Kubrera Cave in Georgia’s break-away republic of Abkhazia is the deepest known cave in the planet. It was named after the Russian geographer, Alexander Kruber. In 2001, the Ukranian Speleological Association measured the distance between the cave’s entrance and its deepest spot at 1,710 meters. The deepest cave before that time was the Lamprechtsofen Cave in the Alps, but it was only 1,632-meters deep (February 2005).
The Georgian cave was again measured in 2004 by the Ukranian association and they came down to a depth of 2,080 meters. Today, the deepest depression is measured at 2,191 meters, which makes Kubrera the only cave in the world that is deeper than 2,000 meters. The lowest portion of the Grand Canyon is only 1,800 meters.
The Ukranian diggers were led by Alexander Klimchouk and he believes that they have not seen the end of Kubrera’s depth and mystery. He said, “The caving game is far from over. It won’t be; not as along as deeper abysses call out to be explored.”

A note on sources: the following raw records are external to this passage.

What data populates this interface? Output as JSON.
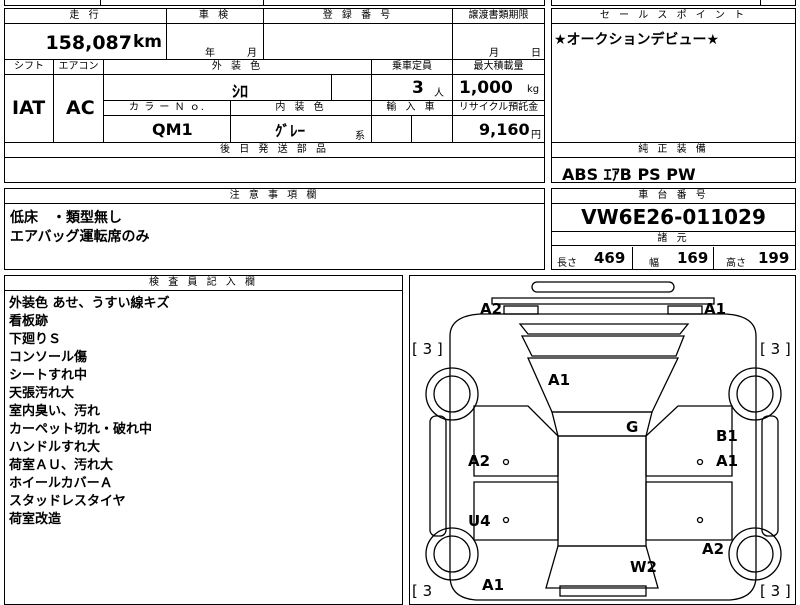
{
  "top": {
    "mileage_header": "走 行",
    "mileage_value": "158,087",
    "mileage_unit": "km",
    "inspection_header": "車 検",
    "inspection_year": "年",
    "inspection_month": "月",
    "registration_header": "登 録 番 号",
    "transfer_header": "譲渡書類期限",
    "transfer_month": "月",
    "transfer_day": "日",
    "shift_header": "シフト",
    "shift_value": "IAT",
    "ac_header": "エアコン",
    "ac_value": "AC",
    "exterior_header": "外 装 色",
    "exterior_value": "ｼﾛ",
    "capacity_header": "乗車定員",
    "capacity_value": "3",
    "capacity_unit": "人",
    "load_header": "最大積載量",
    "load_value": "1,000",
    "load_unit": "kg",
    "color_no_header": "カ ラ ー Ｎ ｏ.",
    "color_no_value": "QM1",
    "interior_header": "内 装 色",
    "interior_value": "ｸﾞﾚｰ",
    "interior_suffix": "系",
    "import_header": "輸 入 車",
    "recycle_header": "リサイクル預託金",
    "recycle_value": "9,160",
    "recycle_unit": "円",
    "later_parts_header": "後 日 発 送 部 品"
  },
  "sales": {
    "header": "セ ー ル ス ポ イ ン ト",
    "text": "★オークションデビュー★"
  },
  "genuine": {
    "header": "純 正 装 備",
    "text": "ABS ｴｱB PS PW"
  },
  "caution": {
    "header": "注 意 事 項 欄",
    "lines": [
      "低床　・類型無し",
      "エアバッグ運転席のみ"
    ]
  },
  "chassis": {
    "header": "車 台 番 号",
    "value": "VW6E26-011029",
    "spec_header": "諸 元",
    "length_label": "長さ",
    "length_value": "469",
    "width_label": "幅",
    "width_value": "169",
    "height_label": "高さ",
    "height_value": "199"
  },
  "inspector": {
    "header": "検 査 員 記 入 欄",
    "lines": [
      "外装色 あせ、うすい線キズ",
      "看板跡",
      "下廻りＳ",
      "コンソール傷",
      "シートすれ中",
      "天張汚れ大",
      "室内臭い、汚れ",
      "カーペット切れ・破れ中",
      "ハンドルすれ大",
      "荷室ＡＵ、汚れ大",
      "ホイールカバーＡ",
      "スタッドレスタイヤ",
      "荷室改造"
    ]
  },
  "diagram": {
    "tire_tl": "[ 3 ]",
    "tire_tr": "[ 3 ]",
    "tire_bl": "[ 3",
    "tire_br": "[ 3 ]",
    "marks": {
      "front_left": "A2",
      "front_right": "A1",
      "hood": "A1",
      "roof": "G",
      "right_front_door_1": "B1",
      "right_front_door_2": "A1",
      "left_front_door": "A2",
      "left_rear_door": "U4",
      "right_rear": "A2",
      "rear_center": "W2",
      "rear_left": "A1"
    }
  }
}
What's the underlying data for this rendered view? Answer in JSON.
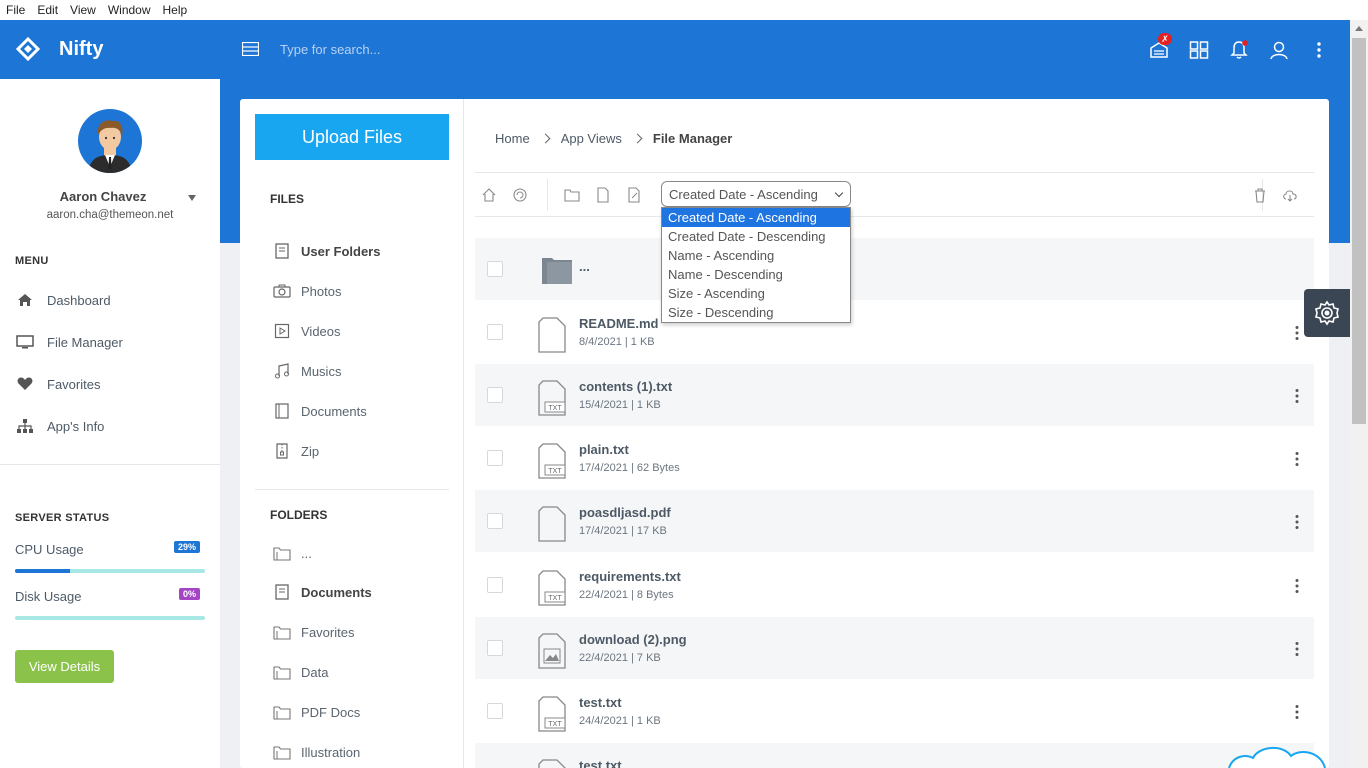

The depth of Kubrera Cave is like submerging one of Georgia’s mighty Caucasus Mountains underground and digging a hole through it. Kubrera’s deepest portion reveals a limestone base that dates back to the time of the dinosaurs.
The cave was discovered in 1960 and received its first international guests and researchers in 1968. It took almost three decades before two branches were discovered, which led to the discovery of a cavern that keeps getting deeper and deeper.
In the separatist republic of Abkhazia, Kubrera Cave is better known as Voronya Cave, which means Crow’s Cave in Russian. Abkhazia is a disputed territory and Georgian officials do not recommend anyone — local or foreign — to even come near the area. It is located on the eastern coast of the Black Sea, which is a very scenic spot but marred by political strife.
People of Abkhazia consider themselves independent from Georgian rule, but this declaration is recognized only by a few nations (Russia, Venezuela, Nauru, Tuvalu, Nicaragua and Vanuata). The Georgian government and the rest of the world, on the other hand, uphold that Abkhazia is a Georgian territory and simply an autonomous region as the case is with the Autonomous Republic of Adjara.
Georgia is found in the Caucasus region and borders the Black Sea to the West. To its south are Turkey and Armenia, north is Russia and east is Azerbaijan. This former Soviet state has a rich history and blessed with magical scenes, sites and views from Mother Nature. The country regained its independence in 1991 when the Soviet Union collapsed, and almost immediately Georgia opened its doors to international tourism. It has so many to offer to the world, sadly, however, one of its most spectacular natural treasures — the deepest cave in the world — is located in the no-travel zone of Abkhazia.
If the region was not in political conflict, traveling from the capital city of Tbilisi would still have been a long and difficult ride since Abkhazia is more than 300 km away. Today, the Kubrera Cave neither receives tourists nor visitors. Locals have no intentions of investigating it either since the region is now in deep poverty. They would rather use their wealth for things other down climbing down a cave.